Les derniers castrats

Malgré leur succès exceptionnel, le déclin des castrats se fait sentir dès la seconde moitié du XVIIIe siècle, sous l’influence de l’esprit des Lumières qui dénonce cette pratique cruelle et contre nature, puis suite à la conquête de l’Italie par Napoléon qui interdit la castration. D’autre part, la reprise économique du pays dès 1730, la fermeture des conservatoires napolitains et la révocation de l’interdiction des femmes sur scène précipitent leur disparition.

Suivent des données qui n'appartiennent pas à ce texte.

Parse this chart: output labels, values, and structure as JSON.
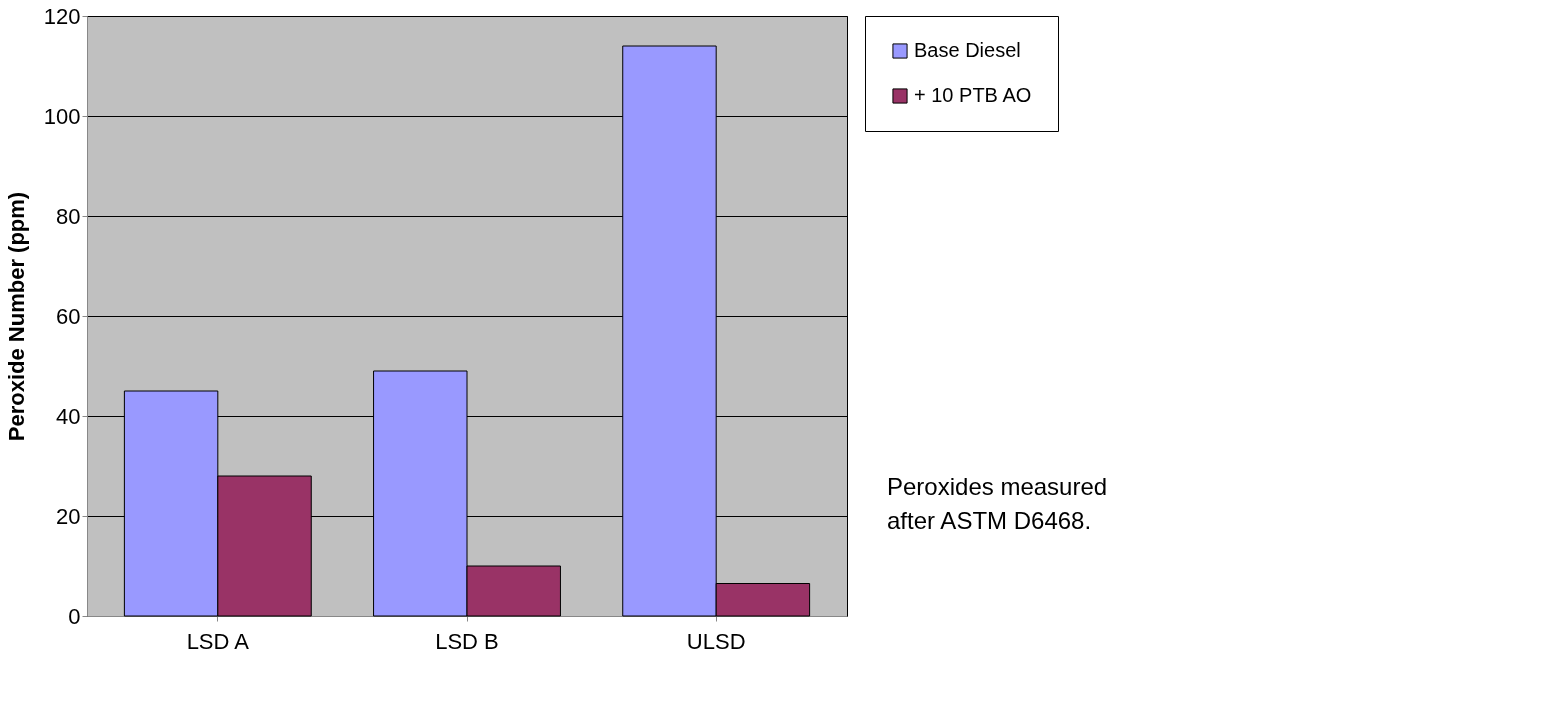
{
  "chart_data": {
    "type": "bar",
    "ylabel": "Peroxide Number (ppm)",
    "categories": [
      "LSD A",
      "LSD B",
      "ULSD"
    ],
    "series": [
      {
        "name": "Base Diesel",
        "color": "#9999ff",
        "values": [
          45,
          49,
          114
        ]
      },
      {
        "name": "+ 10 PTB AO",
        "color": "#993366",
        "values": [
          28,
          10,
          6.5
        ]
      }
    ],
    "ylim": [
      0,
      120
    ],
    "yticks": [
      0,
      20,
      40,
      60,
      80,
      100,
      120
    ],
    "grid": "y",
    "legend": "right",
    "annotations": [
      "Peroxides measured after ASTM D6468."
    ]
  }
}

Les enregistrements du dernier castrat connu, Alessandro Moreschi (1856-1922), chanteur à la Chapelle papale, effectués en 1902 et 1904 constituent les uniques témoignages de ce qu’a pu être la voix des castrats. Malheureusement, la mauvaise qualité des enregistrements, l’âge déjà avancé du chanteur, la perte des techniques d’enseignement et la différence de style n’offrent probablement qu’une expérience nettement inférieure à la réalité.

De nos jours, les rôles de castrats sont interprétés aussi bien par des hommes, contre-ténors, que des femmes, mezzo et sopranos, selon les désirs de la production. Dans le cadre du biopic fictionnel sur Farinelli, une expérience a fusionné les voix d’un contre-ténor et d’une soprano coloratur dans une tentative de se rapprocher de la réalité.